二重螺旋の夏の夜

「もしもし神崎ー、聞こえてた?今早見と代わるから」

え?

…え?

「待って待って!ちょーっと待て!…いつから!?」

通話中のまま伏せて置いておいただと!?

「早見がトイレから戻ってきた時から」

「何やってんのお前!」

ほぼ全部聞かれてるじゃん…!

「だって神崎が心配してたんだもん。お礼を言ったら早見に困った顔をされて、自分が何かやらかしたかも、って」

さっきまでの真剣な顔はどこへ消えたのか、井口は意地悪そうなしたり顔で画面を俺に向けて見せてくる。

そこには『通話中 神崎志名』の表示。

あぁもうどうしてくれるんだよ井口お前!

「どうせわたしが神崎に会ったらうっかりしゃべっちゃうんだから、いいでしょ」

「いやいや、うっかりじゃねぇよ!言わないように努力しろよ!」

俺があの時言うのをためらった意味が完全に失われた…。

「うるせえなぁ、いずれどうのこうのなるんだったら早いか遅いかの違いじゃん。わたしの目の前でお前にそわそわされるのもうっとうしいんだよ」

俺は今日最大のため息をついた。

絶望というか脱力というか途方に暮れるというか、とにかく肩を落としてうなだれることしかできない。

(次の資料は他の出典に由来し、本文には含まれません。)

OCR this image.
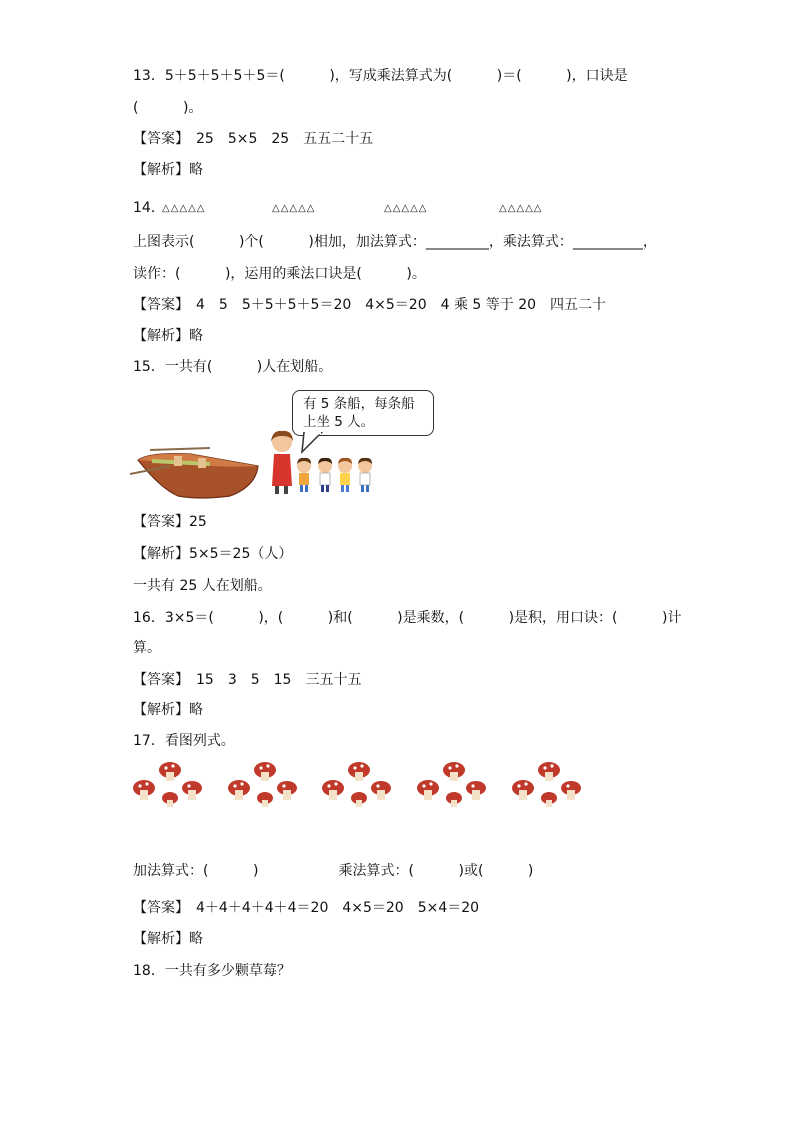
13．5＋5＋5＋5＋5＝(          )，写成乘法算式为(          )＝(          )，口诀是
(          )。
【答案】　25　5×5　25　五五二十五
【解析】略
14．
△△△△△	△△△△△	△△△△△	△△△△△
上图表示(          )个(          )相加，加法算式：_________，乘法算式：__________，
读作：(          )，运用的乘法口诀是(          )。
【答案】　4　5　5＋5＋5＋5＝20　4×5＝20　4 乘 5 等于 20　四五二十
【解析】略
15．一共有(          )人在划船。
有 5 条船，每条船
上坐 5 人。
【答案】25
【解析】5×5＝25（人）
一共有 25 人在划船。
16．3×5＝(          )，(          )和(          )是乘数，(          )是积，用口诀：(          )计
算。
【答案】　15　3　5　15　三五十五
【解析】略
17．看图列式。
加法算式：(          )                  乘法算式：(          )或(          )
【答案】　4＋4＋4＋4＋4＝20　4×5＝20　5×4＝20
【解析】略
18．一共有多少颗草莓？
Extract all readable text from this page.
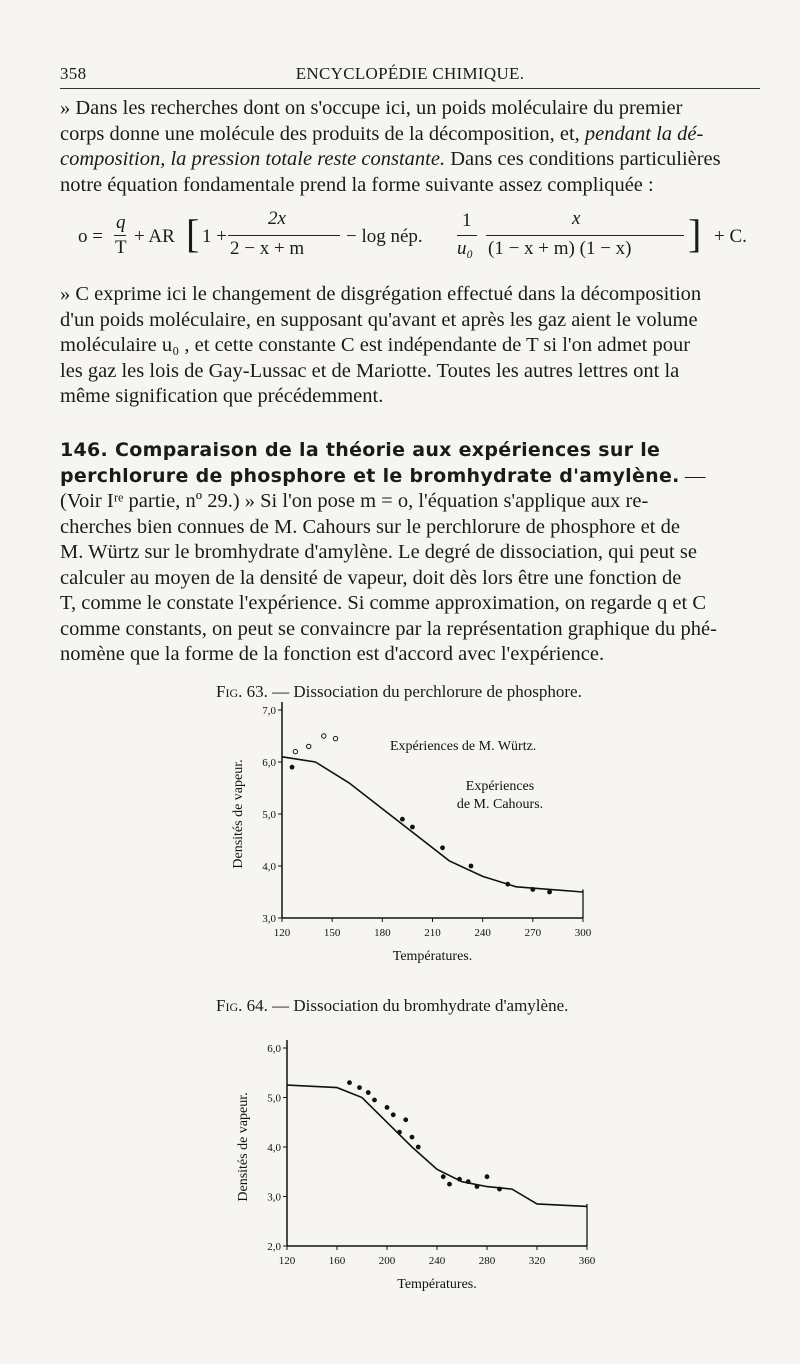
358	ENCYCLOPÉDIE CHIMIQUE.
» Dans les recherches dont on s'occupe ici, un poids moléculaire du premier
corps donne une molécule des produits de la décomposition, et, pendant la dé-
composition, la pression totale reste constante. Dans ces conditions particulières
notre équation fondamentale prend la forme suivante assez compliquée :
o =
q
T
+ AR [ 1 +
2x
2 − x + m
− log nép.
1
u₀
x
(1 − x + m) (1 − x) ] + C.
» C exprime ici le changement de disgrégation effectué dans la décomposition
d'un poids moléculaire, en supposant qu'avant et après les gaz aient le volume
moléculaire u₀ , et cette constante C est indépendante de T si l'on admet pour
les gaz les lois de Gay-Lussac et de Mariotte. Toutes les autres lettres ont la
même signification que précédemment.
146. Comparaison de la théorie aux expériences sur le
perchlorure de phosphore et le bromhydrate d'amylène. —
(Voir Iʳᵉ partie, nº 29.) » Si l'on pose m = o, l'équation s'applique aux re-
cherches bien connues de M. Cahours sur le perchlorure de phosphore et de
M. Würtz sur le bromhydrate d'amylène. Le degré de dissociation, qui peut se
calculer au moyen de la densité de vapeur, doit dès lors être une fonction de
T, comme le constate l'expérience. Si comme approximation, on regarde q et C
comme constants, on peut se convaincre par la représentation graphique du phé-
nomène que la forme de la fonction est d'accord avec l'expérience.
Fig. 63. — Dissociation du perchlorure de phosphore.
120	150	180	210	240	270	300
3,0
4,0
5,0
6,0
7,0
Densités de vapeur.
Températures.
Expériences de M. Würtz.
Expériences
de M. Cahours.
Fig. 64. — Dissociation du bromhydrate d'amylène.
120	160	200	240	280	320	360
2,0
3,0
4,0
5,0
6,0
Densités de vapeur.
Températures.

「…お前何、中学生みたいな余計なお節介焼いてんだよ、いらねーよ」

ようやく絞り出した声は自分でも驚くほど頼りなかった。

「あんたこそ中学生みたいな初々しい恋してんじゃねぇよ、気持ち悪いわ」

「は!?」

「早く」

顔を上げると井口が電話を差し出してきた、と言うよりは押し付けてきた。

力なく受け取って耳に当てる。

一度、下唇を強く噛んでから、意を決して電話の向こうの相手に話しかけた。